La mostra genovese è imperniata su questa fase del lavoro artistico di Verna che sì estende, ormai, per circa una diecina d’anni. Il procedimento pittorico sembra andare incontro a una accelerazione e a un riscaldamento e l’opera che ne risulta si identifica sempre con la superficie, ma questa subisce un processo di ispessimento, di addensamento materico in modo di ospitare al proprio interno una più ricca serie di eventi pittorici. Su questo aspetto del suo lavoro Verna è rimasto colpito da quel che ne ha scritto di recente Elena Pontiggia nel catalogo della mostra milanese «Geografie oltre l’Informale». Trovo anch’io particolarmente felice questo testo, soprattutto nel punto in cui viene ricordata una frase di Nicolas De Staci, un artista molto amato da Verna: «Lo spazio della pittura è un muro, ma tutti gli uccelli del mondo vi volano dentro». E’ ciò che accade nell’opera di Verna, dove non c’è profondità prospettica e lo spazio è bidimensionale come un muro: «Ma infinita, e ansiosa è l’animazione che lo agita, i segni e i voli che lo attraversano».

Torna alla mente l’inquietudine della «Notte di S. Silvestre» e mi spinge a saperne di più, ad affondare maggiormente nell’universo poetico dell’artista. Gli chiedo notizie dei suoi «maestri», degli angeli custodi e numi tutelari e «fantasmi» che con più assiduita hanno accompagnato e lo accompagnano nel suo voro quotidiano. Sullo sfondo campeggia la fìgura di Matisse, ma la sua è una presenza così certa, così assoluta, da apparire scontata. Quasi non mette conto parlarne.

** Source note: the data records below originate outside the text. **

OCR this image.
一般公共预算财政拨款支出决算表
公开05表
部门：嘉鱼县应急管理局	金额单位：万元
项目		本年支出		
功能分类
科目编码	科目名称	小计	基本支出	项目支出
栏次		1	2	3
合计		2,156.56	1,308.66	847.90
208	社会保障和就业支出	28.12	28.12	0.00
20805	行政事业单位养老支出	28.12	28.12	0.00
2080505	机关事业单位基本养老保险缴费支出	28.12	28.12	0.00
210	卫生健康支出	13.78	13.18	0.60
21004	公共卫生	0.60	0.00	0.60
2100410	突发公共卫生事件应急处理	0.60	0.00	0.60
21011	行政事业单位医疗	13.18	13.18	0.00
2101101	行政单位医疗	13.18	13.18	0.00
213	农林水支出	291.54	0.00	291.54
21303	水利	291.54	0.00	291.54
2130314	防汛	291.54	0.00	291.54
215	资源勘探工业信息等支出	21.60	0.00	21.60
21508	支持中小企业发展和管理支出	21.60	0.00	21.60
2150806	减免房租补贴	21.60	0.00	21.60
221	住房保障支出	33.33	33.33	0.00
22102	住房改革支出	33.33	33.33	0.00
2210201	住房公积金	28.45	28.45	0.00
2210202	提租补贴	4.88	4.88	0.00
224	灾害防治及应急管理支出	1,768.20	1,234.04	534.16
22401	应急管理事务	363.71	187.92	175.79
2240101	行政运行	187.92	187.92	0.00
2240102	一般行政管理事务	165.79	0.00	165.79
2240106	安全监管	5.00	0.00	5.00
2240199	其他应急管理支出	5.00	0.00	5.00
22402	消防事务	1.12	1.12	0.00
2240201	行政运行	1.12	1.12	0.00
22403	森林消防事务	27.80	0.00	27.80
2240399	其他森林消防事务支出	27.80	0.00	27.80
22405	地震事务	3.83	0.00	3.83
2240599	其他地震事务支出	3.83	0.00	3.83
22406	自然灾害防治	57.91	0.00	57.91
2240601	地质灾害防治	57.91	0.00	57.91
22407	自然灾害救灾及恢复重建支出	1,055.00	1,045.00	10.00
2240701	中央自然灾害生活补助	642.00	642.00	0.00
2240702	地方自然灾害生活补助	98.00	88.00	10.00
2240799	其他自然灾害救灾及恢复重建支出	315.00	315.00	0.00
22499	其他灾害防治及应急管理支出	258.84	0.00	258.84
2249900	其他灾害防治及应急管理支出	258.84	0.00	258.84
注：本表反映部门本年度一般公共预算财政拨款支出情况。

Meglio cogliere di sorpresa l’in­terlocutore pronunziando i nomi di Gorky e di Twombly.

«Sì, questi artisti mi interessano perché nella loro opera trovo un forte aggancio con il reale, vi sento la presenza dell’uomo e delle cose». La loro pittura, così perfetta nella sua risoluzione formale e nello stesso tempo così profondamente radicata alle ragioni esistenziali, pulsionali del soggetto, è un esempio eloquente di come si possa evitare l’«arbitrio» e il «gratuito»; di come l’arte possa cercare e attingere un «affondo nella realtà». Soprattutto se non ci introduce soltanto nei luoghi accoglienti della Bellezza ma si dispone ad accogliere l’inquietudine del terrain vague e dell’ignoto.